I love the words of St. Paul in the second reading “instructing and urging us in the Lord Jesus Christ to work quietly” (2 Thess.3:12).

What a lovely reminder from the great Apostle who tirelessly – and silently – worked proclaiming the gospel and being an example to his people.

His call for us to work “quietly” in the Lord is an invitation to rediscover the beauty of silence in this noisy world of ours.

It is said that modern man is afraid of silence because he is afraid of confronting the truth of himself, that is he is finite, that everything will end. When we practice silence especially in prayer and in life generally, we come to terms with our very selves, with our life, and with death. That is when we start living authentically.

When we become silent, we learn to trust, we become faithful.

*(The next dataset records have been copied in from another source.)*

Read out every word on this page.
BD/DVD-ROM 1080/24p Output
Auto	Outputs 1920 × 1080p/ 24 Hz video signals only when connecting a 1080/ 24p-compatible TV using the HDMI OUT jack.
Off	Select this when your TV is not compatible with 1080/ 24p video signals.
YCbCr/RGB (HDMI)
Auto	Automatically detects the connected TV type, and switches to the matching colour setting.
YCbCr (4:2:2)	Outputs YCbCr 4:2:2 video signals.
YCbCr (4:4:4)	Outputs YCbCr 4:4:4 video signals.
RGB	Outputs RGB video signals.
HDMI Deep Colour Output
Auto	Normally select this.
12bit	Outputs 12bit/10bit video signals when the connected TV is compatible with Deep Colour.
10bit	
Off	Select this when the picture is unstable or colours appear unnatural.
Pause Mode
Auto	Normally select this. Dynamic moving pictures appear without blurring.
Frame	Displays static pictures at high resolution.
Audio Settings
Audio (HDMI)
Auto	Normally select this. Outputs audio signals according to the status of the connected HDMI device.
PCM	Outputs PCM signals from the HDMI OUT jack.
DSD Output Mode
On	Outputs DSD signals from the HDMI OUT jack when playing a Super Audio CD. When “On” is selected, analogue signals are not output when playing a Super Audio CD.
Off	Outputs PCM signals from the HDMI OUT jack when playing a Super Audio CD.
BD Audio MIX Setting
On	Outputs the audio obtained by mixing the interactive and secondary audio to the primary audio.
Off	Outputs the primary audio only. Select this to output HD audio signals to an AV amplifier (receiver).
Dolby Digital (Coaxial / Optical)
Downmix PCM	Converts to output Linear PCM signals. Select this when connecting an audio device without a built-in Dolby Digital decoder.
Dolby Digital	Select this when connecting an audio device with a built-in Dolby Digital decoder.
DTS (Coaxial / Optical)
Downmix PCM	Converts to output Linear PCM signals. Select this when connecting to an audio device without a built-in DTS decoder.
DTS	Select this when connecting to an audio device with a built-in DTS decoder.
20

No wonder, saints (along with monks and every religious including us priests ideally) are connoisseurs of silence.

Because, the truth is, God works silently in human history. Then and now, we have seen and experienced God working in silence in our lives and in the world, ensuring that history would end according to his Divine plan, not just according to fate or freak accident or human folly.

In the silence of our hearts, we are certain of these things, of God never ceasing in his love and care for us. Even without the prophets proclaiming, right within each of us, we can be sure that every day is a day of the Lord, a day of his judgement and a day of his salvation. Amen. Have a blessed week ahead!